#  > > >  >  > Форум >  > > >  >  > Контакты >  > > >  >  > Буддийские храмы >  > > >  >  >  Помогите найти монастырь

## Tenzin Dukkar

Доброго времени суток!
Помогите плз найти монастырь, местности Мура (это вроде на территории Амдо) Маюл Самтен Чойкор Линг

----------


## Цхултрим Тращи

> Доброго времени суток!
> Помогите плз найти монастырь, местности Мура (это вроде на территории Амдо) Маюл Самтен Чойкор Линг


В интернетах пишут, будто бы это Голок, провинция Ганьсу (甘肃), авт. округ Ганьнань (甘南, тиб.

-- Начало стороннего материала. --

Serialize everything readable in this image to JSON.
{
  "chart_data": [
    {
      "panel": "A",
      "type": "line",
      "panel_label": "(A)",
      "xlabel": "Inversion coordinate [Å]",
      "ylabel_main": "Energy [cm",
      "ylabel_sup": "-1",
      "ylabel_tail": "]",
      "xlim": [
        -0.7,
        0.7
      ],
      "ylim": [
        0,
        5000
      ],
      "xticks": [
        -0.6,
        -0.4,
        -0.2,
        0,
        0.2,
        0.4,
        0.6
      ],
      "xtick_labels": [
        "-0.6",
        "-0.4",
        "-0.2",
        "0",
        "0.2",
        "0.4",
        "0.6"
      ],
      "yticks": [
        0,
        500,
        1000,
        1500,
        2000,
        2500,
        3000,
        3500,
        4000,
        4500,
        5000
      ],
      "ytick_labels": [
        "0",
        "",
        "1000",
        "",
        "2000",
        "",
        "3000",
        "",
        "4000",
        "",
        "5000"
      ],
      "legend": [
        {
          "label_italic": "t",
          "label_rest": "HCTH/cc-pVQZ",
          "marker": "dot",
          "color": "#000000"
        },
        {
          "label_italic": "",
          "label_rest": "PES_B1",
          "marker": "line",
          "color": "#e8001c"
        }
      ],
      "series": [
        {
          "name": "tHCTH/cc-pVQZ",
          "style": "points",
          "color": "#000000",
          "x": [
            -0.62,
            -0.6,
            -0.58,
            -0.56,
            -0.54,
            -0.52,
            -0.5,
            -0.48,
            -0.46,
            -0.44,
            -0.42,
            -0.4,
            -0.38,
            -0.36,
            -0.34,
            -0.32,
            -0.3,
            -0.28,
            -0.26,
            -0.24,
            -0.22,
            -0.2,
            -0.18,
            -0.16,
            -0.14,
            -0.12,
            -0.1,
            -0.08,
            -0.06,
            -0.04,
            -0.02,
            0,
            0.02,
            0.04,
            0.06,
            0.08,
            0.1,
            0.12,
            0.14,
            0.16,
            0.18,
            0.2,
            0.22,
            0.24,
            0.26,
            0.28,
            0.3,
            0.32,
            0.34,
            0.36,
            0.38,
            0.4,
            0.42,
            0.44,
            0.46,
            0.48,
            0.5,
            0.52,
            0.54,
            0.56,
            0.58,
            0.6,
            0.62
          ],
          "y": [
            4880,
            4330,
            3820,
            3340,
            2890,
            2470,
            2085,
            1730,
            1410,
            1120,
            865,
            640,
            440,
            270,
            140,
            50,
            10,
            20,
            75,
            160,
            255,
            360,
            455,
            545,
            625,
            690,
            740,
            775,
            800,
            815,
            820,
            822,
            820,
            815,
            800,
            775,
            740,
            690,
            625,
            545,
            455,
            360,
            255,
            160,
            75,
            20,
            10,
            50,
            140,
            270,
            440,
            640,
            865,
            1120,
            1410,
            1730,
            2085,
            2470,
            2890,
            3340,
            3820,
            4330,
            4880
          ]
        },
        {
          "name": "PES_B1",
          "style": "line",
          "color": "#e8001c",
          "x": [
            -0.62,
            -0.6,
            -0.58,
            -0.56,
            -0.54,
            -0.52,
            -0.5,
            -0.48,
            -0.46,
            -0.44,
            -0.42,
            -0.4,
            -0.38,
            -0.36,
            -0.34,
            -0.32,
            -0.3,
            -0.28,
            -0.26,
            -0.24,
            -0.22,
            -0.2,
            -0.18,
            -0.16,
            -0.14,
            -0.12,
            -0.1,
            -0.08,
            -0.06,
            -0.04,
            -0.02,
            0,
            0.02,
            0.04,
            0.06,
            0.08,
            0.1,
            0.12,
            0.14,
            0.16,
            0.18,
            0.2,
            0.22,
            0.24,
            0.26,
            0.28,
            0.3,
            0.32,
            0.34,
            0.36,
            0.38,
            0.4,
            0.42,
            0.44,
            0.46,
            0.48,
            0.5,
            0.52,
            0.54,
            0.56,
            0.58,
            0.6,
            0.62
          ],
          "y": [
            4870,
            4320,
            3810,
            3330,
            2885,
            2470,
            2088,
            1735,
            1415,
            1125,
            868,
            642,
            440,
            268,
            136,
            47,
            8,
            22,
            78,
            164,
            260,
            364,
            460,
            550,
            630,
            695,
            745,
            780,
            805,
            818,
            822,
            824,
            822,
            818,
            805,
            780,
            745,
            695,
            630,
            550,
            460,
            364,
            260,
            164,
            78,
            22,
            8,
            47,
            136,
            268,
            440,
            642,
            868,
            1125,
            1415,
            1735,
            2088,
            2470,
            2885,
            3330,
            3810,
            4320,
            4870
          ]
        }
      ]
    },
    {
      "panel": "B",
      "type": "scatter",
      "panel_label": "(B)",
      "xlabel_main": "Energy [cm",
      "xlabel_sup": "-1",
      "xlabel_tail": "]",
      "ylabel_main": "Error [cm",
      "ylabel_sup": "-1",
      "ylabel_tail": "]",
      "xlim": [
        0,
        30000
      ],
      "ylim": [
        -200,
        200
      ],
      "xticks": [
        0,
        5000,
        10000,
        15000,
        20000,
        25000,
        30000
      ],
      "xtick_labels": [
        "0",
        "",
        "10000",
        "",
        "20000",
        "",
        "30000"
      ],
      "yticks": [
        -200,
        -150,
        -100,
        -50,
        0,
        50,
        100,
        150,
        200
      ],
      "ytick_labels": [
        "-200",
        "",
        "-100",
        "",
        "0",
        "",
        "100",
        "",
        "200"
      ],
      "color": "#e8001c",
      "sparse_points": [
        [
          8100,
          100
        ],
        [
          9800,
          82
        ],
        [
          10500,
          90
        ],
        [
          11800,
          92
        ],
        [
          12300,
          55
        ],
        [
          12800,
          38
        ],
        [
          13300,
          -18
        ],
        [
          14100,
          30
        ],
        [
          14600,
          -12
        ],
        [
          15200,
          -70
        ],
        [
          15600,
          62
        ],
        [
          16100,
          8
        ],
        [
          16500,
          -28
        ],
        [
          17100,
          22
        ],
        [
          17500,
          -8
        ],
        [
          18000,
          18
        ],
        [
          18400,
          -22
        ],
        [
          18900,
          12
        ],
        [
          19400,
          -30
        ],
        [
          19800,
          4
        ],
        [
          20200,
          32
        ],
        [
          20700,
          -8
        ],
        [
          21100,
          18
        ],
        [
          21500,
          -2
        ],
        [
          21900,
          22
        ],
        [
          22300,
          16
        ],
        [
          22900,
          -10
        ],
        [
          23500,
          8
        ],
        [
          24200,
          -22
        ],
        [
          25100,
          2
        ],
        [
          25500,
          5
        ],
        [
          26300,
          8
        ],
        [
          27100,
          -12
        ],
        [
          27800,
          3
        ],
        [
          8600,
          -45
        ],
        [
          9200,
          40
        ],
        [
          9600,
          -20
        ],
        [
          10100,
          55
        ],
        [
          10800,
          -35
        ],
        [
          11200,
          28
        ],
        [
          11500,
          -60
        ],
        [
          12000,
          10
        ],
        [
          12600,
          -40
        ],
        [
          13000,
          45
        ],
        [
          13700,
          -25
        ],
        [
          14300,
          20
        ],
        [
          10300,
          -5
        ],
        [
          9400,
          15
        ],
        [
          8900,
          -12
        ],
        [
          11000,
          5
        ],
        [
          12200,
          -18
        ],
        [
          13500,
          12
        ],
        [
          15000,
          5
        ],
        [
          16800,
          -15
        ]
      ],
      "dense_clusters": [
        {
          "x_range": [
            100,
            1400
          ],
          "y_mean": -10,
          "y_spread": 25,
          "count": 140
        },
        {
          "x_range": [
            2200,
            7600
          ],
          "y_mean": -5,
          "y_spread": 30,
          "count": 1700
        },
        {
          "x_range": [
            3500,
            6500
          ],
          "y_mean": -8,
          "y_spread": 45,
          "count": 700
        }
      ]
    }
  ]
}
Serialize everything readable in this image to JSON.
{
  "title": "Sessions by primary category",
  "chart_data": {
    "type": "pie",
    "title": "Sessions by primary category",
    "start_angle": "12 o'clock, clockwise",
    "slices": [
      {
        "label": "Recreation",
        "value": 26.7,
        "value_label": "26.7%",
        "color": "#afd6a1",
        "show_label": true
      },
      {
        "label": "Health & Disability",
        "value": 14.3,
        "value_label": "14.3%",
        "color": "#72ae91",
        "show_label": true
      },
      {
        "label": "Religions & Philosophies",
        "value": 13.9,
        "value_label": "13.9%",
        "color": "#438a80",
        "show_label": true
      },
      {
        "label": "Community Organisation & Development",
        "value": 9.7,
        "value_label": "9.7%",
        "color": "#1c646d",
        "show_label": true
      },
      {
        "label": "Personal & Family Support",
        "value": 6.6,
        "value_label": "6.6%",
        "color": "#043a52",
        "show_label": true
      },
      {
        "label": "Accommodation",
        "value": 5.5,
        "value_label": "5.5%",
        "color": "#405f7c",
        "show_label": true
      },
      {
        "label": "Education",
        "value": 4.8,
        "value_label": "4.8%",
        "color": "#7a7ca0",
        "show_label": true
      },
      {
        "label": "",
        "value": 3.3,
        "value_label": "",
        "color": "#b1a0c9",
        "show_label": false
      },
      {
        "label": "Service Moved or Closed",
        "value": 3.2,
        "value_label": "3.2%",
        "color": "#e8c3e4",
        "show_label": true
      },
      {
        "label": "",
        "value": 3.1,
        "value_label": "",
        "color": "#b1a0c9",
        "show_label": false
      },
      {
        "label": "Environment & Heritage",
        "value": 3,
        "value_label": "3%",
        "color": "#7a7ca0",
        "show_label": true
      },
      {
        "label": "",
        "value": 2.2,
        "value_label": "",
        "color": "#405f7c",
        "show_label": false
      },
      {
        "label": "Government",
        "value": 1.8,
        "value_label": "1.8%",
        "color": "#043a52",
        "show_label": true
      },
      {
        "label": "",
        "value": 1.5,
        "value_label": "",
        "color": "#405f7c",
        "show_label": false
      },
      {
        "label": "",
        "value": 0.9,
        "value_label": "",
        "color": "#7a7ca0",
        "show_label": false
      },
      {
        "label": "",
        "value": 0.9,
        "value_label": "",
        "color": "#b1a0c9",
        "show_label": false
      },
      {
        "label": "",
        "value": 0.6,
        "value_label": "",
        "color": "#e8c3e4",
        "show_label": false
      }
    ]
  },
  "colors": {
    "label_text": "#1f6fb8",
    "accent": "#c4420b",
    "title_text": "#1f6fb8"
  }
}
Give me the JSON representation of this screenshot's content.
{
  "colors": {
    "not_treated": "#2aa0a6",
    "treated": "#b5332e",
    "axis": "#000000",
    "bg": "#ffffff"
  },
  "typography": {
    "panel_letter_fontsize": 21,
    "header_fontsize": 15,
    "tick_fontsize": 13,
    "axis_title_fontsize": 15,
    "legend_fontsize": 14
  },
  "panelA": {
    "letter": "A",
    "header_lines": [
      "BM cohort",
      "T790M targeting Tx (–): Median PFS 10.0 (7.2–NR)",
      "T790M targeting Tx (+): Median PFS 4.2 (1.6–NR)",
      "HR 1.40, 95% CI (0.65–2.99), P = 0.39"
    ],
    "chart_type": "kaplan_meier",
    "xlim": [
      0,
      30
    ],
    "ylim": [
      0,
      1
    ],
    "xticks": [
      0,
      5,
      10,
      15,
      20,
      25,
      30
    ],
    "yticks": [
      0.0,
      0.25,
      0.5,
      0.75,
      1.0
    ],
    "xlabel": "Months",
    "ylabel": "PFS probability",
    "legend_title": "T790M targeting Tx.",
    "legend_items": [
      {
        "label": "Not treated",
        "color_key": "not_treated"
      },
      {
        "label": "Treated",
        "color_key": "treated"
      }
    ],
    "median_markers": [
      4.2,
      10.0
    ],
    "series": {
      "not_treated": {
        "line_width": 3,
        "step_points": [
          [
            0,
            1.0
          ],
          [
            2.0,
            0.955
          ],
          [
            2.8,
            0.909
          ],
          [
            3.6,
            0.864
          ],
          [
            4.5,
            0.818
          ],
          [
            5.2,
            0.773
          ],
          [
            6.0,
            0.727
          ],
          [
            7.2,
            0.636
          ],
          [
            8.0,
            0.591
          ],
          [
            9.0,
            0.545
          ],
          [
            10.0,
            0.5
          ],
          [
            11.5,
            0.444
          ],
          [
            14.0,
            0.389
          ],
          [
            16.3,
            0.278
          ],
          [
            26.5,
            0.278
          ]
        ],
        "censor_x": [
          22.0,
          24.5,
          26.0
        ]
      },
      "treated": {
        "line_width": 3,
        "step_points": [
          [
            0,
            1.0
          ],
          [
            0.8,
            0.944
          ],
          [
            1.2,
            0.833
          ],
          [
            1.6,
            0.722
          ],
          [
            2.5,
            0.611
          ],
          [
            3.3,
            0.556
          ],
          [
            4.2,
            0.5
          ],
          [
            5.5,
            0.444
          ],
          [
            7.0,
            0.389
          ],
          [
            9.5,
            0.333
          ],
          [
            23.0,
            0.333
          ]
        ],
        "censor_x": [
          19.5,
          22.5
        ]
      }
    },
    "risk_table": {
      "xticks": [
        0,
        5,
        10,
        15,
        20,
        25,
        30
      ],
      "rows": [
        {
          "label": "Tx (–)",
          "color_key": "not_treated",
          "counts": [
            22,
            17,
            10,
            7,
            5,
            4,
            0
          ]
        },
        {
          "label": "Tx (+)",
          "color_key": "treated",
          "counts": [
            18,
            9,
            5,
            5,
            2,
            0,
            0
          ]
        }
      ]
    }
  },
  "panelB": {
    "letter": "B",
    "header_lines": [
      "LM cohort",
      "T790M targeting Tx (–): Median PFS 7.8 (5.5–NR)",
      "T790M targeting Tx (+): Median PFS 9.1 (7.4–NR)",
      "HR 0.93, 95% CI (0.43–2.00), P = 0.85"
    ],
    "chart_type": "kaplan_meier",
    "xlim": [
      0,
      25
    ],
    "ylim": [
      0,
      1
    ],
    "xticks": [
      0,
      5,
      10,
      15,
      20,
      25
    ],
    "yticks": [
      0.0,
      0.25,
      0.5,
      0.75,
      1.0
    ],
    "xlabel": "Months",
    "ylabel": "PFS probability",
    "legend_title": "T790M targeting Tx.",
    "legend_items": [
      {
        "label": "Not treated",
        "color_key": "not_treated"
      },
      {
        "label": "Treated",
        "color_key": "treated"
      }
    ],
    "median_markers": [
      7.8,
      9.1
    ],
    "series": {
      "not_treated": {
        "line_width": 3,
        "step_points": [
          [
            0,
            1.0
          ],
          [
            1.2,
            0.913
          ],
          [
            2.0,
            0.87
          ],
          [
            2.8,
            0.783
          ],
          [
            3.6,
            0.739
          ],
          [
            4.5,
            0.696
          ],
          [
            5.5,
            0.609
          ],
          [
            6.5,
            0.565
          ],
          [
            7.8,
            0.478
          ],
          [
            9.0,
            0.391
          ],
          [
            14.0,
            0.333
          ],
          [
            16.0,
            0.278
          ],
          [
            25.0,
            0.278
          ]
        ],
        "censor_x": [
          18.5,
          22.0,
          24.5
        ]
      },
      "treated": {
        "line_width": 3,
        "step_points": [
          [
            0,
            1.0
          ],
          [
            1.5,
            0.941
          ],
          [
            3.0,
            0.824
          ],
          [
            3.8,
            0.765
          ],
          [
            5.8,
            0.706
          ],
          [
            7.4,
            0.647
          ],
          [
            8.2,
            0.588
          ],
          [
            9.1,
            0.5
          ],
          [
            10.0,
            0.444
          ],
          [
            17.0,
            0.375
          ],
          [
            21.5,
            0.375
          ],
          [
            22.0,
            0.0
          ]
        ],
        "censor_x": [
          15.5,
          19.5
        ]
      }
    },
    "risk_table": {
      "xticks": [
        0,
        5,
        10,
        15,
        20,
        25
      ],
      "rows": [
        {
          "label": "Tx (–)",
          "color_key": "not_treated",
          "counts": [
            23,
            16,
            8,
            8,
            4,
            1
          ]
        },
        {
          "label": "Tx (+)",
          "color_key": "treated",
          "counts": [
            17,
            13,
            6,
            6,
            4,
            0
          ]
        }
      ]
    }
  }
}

Канлхо, ཀན་ལྷོ་), уезд Мачу (玛曲, тиб. རྨ་ཆུ་)

----------

Tenzin Dukkar (29.10.2011), Артем Тараненко (29.10.2011)

----------


## Tenzin Dukkar

Спасибо большое!

----------


## Tenzin Dukkar

Как туда кстати наименее затратно добраться? (из Москвы)
Может кто нибудь подсказать?

----------


## Буль

_Мотель Голок не знает
Что из Москвы
Уже заказан рейс..._

----------


## Цхултрим Тращи

> Как туда кстати наименее затратно добраться? (из Москвы)
> Может кто нибудь подсказать?


Скорее всего самолётом Москва-Урумчи-Синин. А отсюда уже недалеко. А вообще, напишите в личку участнику Karmashaya, она лучше знает, и может даже знает точнее, где находится этот монастырь.

----------

Tenzin Dukkar (30.10.2011)

----------